Finalmente, su locura se había impuesto sobre la razón, alimentada por los habitantes de sus propias creaciones. En un arrebato, cogió sus pinceles y esparció sobre las pinturas una mezcla corrosiva que diluyó los óleos, goteando sobre cada lienzo como lágrimas ardientes.

—¡Ustedes no son reales, no pueden existir! —aulló, echándose a temblar mientras la pintura de la aldea se desvanecía bajo el aguarrás.

Mundos enteros se evaporaron ante sus ojos. Lienzo tras lienzo, sus obras perecieron en una amalgama de color y textura, disolviendo el tejido de esas realidades plásticas. Los lamentos de sus pobladores se alzaron en un coro de desesperación.
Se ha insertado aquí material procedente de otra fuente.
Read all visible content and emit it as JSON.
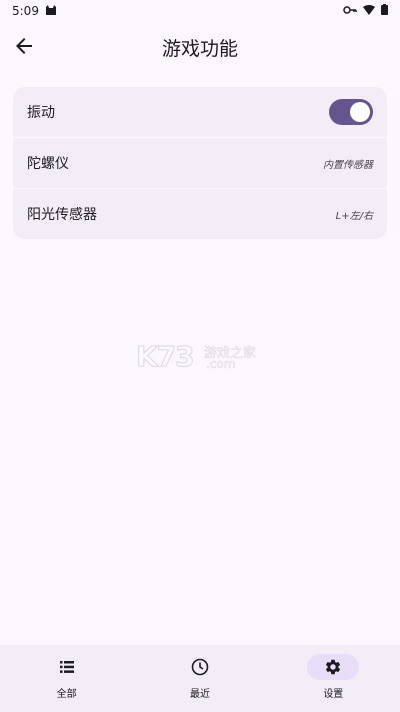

Pero él, atrapado en su propia pesadilla, no entendía que cada súplica provenía de las almas atrapadas en esos universos pictóricos, que inadvertidamente había llenado de vida.

—¡Ardan, demonios! ¡Ardan!

El último óleo cayó al suelo, deformándose en el éter de la no existencia. El pintor se dejó caer, exhausto. Las voces seguían retumbando en su cabeza, ahora convertidas en susurros distantes.

Se quedó solo, en silencio, perdido en la sombra de un vacío desolador. Los caballetes desnudos de su estudio, desprovistos de los vibrantes paisajes de antaño, parecían acusarlo con un mudo reproche. 

Nunca llegaría a comprender la verdadera naturaleza de los mundos que había creado y destruido.